Decisamente unico, mai assaggiato niente di simile. Ma è un whisky fatto e finito, non un Sarchiapone tutto terroir e seghe mentali. Le botti di Oloroso sono molto attive, anche se non particolarmente profonde e scure. Lo sherry dà più che altro dolcezza e corpo e una vinosità che deve piacere. Non il più equilibrato dei whisky, ma di carattere ne ha da vendere. 84/100.


Thy No. 13 Stovt (2017/2020, OB, 51%)
Ancora un single malt di tre anni, da orzo Odyssey. Invecchiamento in barili ex bourbon, Oloroso e Px con finish in botti che hanno contenuto birra stout ‘Limfjordsporter’ della Thisted Brewery. Ma scritta con la V tipo la IVSTITIA sui palazzi di giustizia fascisti. 1825 bottiglie, colore ambrato. N: ancora quel senso pungente di macchia mediterranea e non solo, dal timo all’aneto al ginepro. C’è una nota pungente che – non fraintendete – ricorda la pipì di gatto su un letto di aghi di pino. Più prosaicamente, è il mix di PX e birra stout, probabilmente. Dicevamo del PX, perché è molto dolce, quasi sciroppato al naso: alchermes, amarene sotto spirito e sciroppate, marmellate di frutti rossi e neri. Datteri. Col tempo si fa più sottile e si equilibra, perde gli eccessi acidi e rimane solo una nota di albicocche secche e vino. P: qui le cose si complicano un po’, perché si alza il volume del legno, quello del vino, quello dell’acidità e quello del finish in stout. Le solite erbe e del caffé etiope, per iniziare. Poi vino (il PX, proprio, con quel suo mix di zuccherinità e acidità che sa essere letale). Vinaccioli di uva rossa, bucce di prugna, di nuovo amarene. Poi c’è qualcosa che ricorda le braci, qualcosa più che una semplice tostatura.
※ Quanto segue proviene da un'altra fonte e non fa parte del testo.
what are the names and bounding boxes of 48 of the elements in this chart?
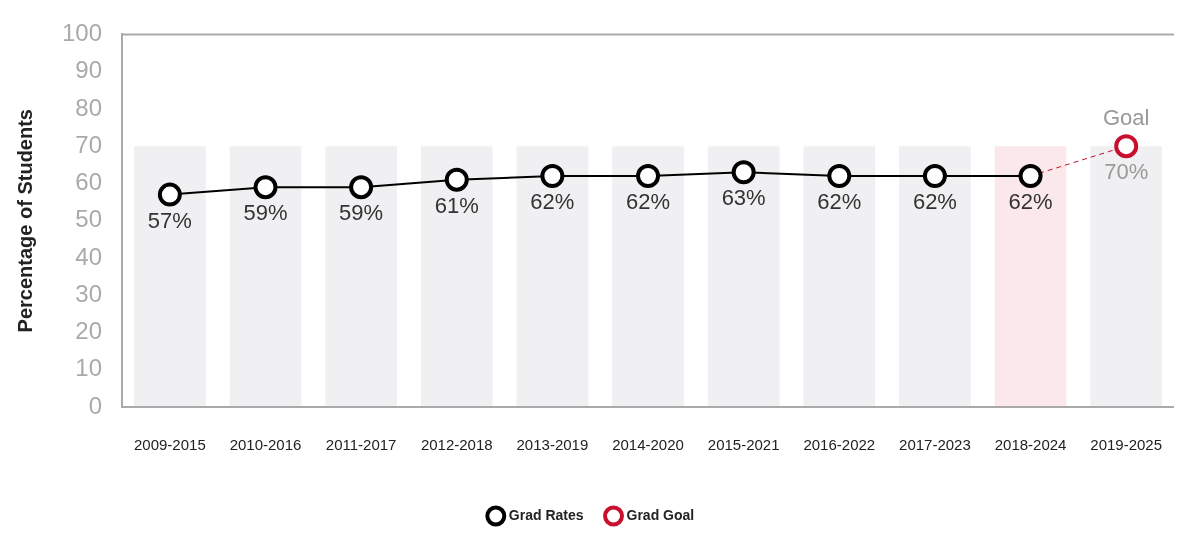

Di nuovo cacao e caramello. F: la vinosità si quieta e c’è un bel senso di pralina al caffè e all’amarena. Filo di fumo, liquirizia e cardamomo. Lunghissimo.
Insomma, abbiamo capito che i ragazzi di Thy sanno usare bene le botti. Ha una eccellente maturità per i suoi pochi anni e una pienezza di sapori (non sempre elegante, ma efficace) impressionante. Però va detto che certe sbavature dell’alcol e certi eccessi di vinosità rendono la bevuta non agilissima. Ci ha convinto di più il primo, ma è questione di gusti: 83/100.